Autoeng,
Thanks for the referral to the thread from earlier in the year (before I found this forum). One of the issues broached in this earlier thread was the use of the mouse vs the keyboard, with some posters jumping in on one side and some on the other. Someone was amazed that one of the poster's co-workers preferred using the keyboard/hot keys over using the mouse (I believe this wonk stated that he [the amazed one] tried to make EVERYTHING mouse driven, even data input).
My understanding of the whole "Windows concept" is that the user should be able to move from one Windows-based program to another, without having to learn an entirely new set of rules. Programs written to the Windows standards allow users to use keyboard input, mouse input, or a combination of the two.
Despite the amazement of the aforementioned poster, there are beaucoup users out there who still prefer to use the keyboard! Granted, these users tend to be among the more gray-haired users, those who grew up in a "keyboard oriented" world.
What should be recognized however, by the "amazed poster" and others, is that these "gray-haired" users tend to be the people in positions of power in today's corporations.

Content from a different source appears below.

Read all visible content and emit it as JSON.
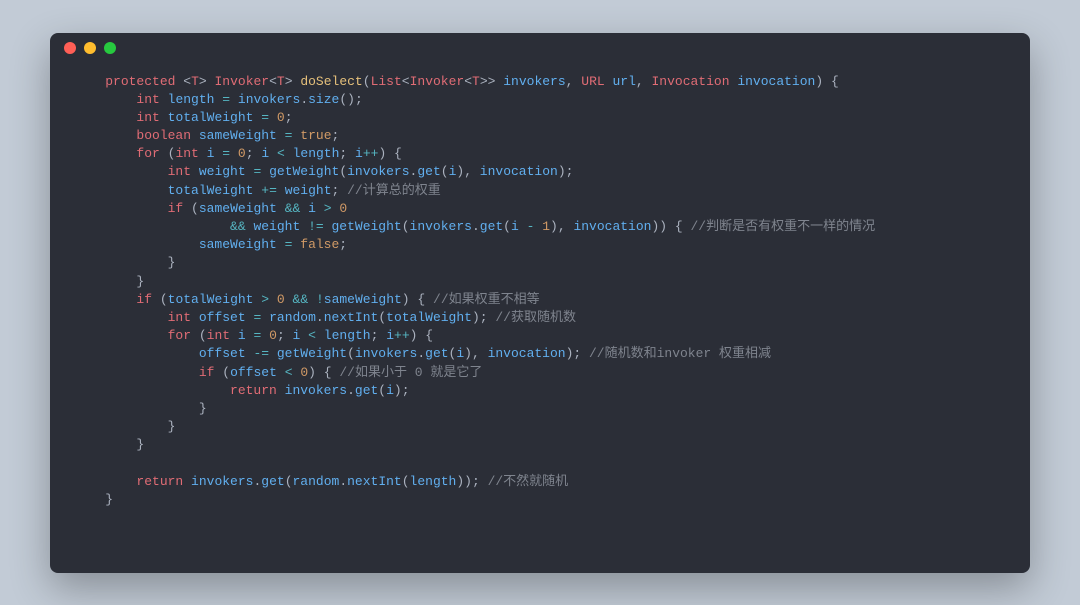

Presenting an application that precludes the use of the keyboard, to a manager who still prefers to use the keyboard, is not a exactly a shortcut to the top of the corporate ladder! Nor is it likely to endear the developer to any other user that prefers using the keyboard, which brings me to the last point of my rant:
The first, last, and only goal of any developer, after making sure that their project can actually do that which it was intended to do, is to make it as easy for the user to use as possible. After all, when you cut out all the BS, a programmer's job is to spend many, many hours doing something once, so that the users can spend a few seconds doing many, many things thousands of times! If you don't make it easy for the end-user, you haven't done your job right! The appearance/function of the application's forms should work towards this goal.
As Dennis Miller would say "I could be wrong! It's just one man's opinion!"